実験により「未来」を奪われたホランドたち、大人の肉体と子供の精神を持つ彼らは、高度資本主義の中で搾取される人々や、奇形な成熟を迎えるしかない現代の若者たちの露骨なメタファーであり、彼らがピーターパンを基調としたアゲハ神話、もともと彼らの「未来」を奪うきっかけとなった本来忌むべきはずのそれにすがるのは、「大きな物語」なき現代で、人々がそれぞれを受け入れてくれる「小さな物語」に分離していることの表れなのだろう。
自分たちを受け入れない世界にノーを突きつけ、自分たちを受け入れる世界=ネバーランドへ向かおうとする月光号のメンバーは、あるいは、それこそオタク達そのものなのもかもしれない。
そういえば、途中でハッチがアゲハ神話の原典とエウレカとレントン、ニルヴァーシュとの差異をあげつらって、胸糞の悪い暴走するシーンあったけどさ、あれとか、ほんとダメなオタクって感じだったし。
そんな彼らが徹底的にレントンにやり込められるってのは、よかった。
劇場版エヴァの最後の「気持ちわるい」じゃないけど、オタクに対するアニメ側からのノーサインみたいなね。
京田監督、庵野さん好きっぽいし、若干意識してたりしてなかったりするんじゃなかろうか。
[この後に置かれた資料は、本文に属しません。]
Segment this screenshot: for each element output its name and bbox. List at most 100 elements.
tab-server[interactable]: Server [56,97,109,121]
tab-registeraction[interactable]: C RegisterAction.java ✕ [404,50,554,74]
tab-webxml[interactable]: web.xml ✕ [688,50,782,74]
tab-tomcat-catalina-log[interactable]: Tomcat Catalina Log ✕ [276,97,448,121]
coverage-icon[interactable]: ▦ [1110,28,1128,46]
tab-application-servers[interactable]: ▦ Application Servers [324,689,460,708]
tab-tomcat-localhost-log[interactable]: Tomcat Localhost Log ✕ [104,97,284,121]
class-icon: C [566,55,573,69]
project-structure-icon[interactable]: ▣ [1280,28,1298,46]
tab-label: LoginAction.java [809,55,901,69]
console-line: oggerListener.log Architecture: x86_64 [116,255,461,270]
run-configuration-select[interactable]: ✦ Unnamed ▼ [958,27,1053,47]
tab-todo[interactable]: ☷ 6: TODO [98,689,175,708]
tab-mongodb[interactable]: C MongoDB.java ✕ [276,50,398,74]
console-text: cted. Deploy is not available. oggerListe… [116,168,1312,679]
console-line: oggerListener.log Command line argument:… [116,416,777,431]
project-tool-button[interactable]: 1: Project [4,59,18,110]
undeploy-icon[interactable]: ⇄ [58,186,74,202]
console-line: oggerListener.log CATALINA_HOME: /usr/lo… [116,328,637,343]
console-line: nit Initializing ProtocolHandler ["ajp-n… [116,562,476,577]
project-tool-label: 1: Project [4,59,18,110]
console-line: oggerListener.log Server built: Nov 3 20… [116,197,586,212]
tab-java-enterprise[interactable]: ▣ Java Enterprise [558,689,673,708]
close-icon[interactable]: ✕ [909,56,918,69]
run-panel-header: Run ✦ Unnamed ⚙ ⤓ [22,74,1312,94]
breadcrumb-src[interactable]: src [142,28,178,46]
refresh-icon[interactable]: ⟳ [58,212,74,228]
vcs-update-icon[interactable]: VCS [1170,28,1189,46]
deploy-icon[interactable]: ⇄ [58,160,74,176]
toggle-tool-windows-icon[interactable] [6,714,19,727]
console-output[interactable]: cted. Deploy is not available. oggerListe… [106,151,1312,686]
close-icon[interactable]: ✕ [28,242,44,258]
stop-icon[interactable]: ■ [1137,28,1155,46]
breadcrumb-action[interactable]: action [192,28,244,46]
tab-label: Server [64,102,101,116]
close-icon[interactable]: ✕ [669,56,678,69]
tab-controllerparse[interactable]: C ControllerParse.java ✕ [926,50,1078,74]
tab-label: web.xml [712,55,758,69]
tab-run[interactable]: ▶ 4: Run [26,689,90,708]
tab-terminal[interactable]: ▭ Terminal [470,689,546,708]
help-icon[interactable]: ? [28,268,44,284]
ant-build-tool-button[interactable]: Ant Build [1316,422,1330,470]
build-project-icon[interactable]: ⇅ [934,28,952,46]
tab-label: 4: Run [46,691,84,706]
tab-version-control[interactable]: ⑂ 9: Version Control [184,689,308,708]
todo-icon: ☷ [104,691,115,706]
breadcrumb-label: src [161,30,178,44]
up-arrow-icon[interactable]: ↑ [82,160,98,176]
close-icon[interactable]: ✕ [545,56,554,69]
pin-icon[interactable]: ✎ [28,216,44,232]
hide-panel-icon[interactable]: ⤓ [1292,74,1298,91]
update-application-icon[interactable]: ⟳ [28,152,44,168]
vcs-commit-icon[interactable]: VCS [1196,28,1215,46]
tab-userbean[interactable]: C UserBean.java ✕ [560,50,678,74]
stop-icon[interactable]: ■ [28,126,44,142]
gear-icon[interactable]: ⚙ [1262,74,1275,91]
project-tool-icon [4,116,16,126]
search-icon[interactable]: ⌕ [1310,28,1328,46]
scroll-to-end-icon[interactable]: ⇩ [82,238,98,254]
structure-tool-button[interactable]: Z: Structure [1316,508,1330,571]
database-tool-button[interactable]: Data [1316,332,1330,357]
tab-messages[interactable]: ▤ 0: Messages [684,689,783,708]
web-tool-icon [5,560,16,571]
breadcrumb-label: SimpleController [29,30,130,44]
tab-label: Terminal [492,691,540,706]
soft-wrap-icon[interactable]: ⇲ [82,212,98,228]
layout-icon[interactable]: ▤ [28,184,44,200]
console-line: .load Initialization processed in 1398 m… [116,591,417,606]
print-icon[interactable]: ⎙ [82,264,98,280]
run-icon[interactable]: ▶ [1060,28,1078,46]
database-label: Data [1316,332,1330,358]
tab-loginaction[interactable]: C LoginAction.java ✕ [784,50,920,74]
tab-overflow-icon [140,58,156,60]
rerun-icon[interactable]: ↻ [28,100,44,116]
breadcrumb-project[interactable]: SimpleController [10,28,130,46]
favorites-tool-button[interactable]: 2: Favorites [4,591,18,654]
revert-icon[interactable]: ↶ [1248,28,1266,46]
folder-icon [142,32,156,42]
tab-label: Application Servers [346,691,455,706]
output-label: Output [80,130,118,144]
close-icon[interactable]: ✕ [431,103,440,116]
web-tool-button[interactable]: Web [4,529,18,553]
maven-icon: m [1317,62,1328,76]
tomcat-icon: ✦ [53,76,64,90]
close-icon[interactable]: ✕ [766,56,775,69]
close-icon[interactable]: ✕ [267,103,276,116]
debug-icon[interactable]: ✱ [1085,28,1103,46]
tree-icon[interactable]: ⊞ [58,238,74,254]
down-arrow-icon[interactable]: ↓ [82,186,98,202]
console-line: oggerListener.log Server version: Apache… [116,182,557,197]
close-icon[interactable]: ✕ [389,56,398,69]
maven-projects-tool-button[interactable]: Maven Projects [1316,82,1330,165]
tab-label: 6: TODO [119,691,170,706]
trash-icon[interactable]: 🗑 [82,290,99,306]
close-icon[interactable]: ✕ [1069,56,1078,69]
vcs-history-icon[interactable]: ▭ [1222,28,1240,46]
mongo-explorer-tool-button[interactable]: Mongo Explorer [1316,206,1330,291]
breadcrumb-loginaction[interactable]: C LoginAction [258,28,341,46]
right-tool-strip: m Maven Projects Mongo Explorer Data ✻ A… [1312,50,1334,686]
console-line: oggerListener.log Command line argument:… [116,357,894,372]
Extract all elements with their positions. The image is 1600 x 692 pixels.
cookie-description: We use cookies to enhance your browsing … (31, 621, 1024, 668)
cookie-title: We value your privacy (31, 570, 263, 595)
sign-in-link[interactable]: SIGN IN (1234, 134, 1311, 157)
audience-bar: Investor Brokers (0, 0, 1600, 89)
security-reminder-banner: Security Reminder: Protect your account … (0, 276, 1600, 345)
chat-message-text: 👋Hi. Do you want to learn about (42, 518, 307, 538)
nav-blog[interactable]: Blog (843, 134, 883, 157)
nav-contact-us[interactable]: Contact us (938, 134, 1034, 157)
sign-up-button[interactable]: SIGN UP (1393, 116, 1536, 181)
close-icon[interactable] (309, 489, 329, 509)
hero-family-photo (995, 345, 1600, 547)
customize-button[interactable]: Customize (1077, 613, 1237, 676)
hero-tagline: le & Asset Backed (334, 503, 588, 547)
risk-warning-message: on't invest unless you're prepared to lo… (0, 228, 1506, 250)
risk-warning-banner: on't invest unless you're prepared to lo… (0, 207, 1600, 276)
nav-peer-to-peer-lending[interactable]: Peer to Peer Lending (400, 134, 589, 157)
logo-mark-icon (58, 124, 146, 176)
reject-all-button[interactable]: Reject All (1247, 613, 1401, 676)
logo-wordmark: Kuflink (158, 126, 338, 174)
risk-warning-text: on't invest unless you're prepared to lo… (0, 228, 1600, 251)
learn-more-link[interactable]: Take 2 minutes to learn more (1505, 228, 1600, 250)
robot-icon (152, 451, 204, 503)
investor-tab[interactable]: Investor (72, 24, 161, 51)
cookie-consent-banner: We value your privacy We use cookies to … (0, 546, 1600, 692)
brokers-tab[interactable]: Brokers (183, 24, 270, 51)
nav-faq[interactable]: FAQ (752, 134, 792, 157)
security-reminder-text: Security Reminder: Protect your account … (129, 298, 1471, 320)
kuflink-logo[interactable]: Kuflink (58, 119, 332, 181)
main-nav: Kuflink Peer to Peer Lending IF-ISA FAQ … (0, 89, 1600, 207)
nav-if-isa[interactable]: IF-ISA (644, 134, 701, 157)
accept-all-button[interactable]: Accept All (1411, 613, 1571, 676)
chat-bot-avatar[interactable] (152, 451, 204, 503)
それに比べてレントンとエウレカはね……えっとね、ラブラブすぎるよね(笑)
最初から最後までずっともういちゃいちゃいちゃいちゃ。
レントンが「世界全部敵に回しても、君を守る」って言うのはまぁいいとして、エウレカが「私を守ってね」って言ったのには若干「うへぇ」ってなった。
「このまま、二人の閉じたセカイでいちゃつかれたらどうしよう」とか思ったけど、まぁさすがに、そこはなんとかなってよかった。
と思ったけど、あんまなんともなってない気もする。
でもまぁ、いいかな。
だって赤面したエウレカの破壊力はとんでもなかったから。
で、
この映画が面白かったか、ってことですが、正直いい作品だとは思ったけど、そんなに面白くはなかったです。
なんでこんなに自分でも微妙なのか、あれこれ考えてて、で、今こうしてこれを書いてて思いついたのがね、
敵がいない
ってことが結構大きいんだと思う。
一応イマージュが人類の敵ってことになってるけど、なんだかんだで、あんまレントンたちイマージュと戦ってないじゃないですか。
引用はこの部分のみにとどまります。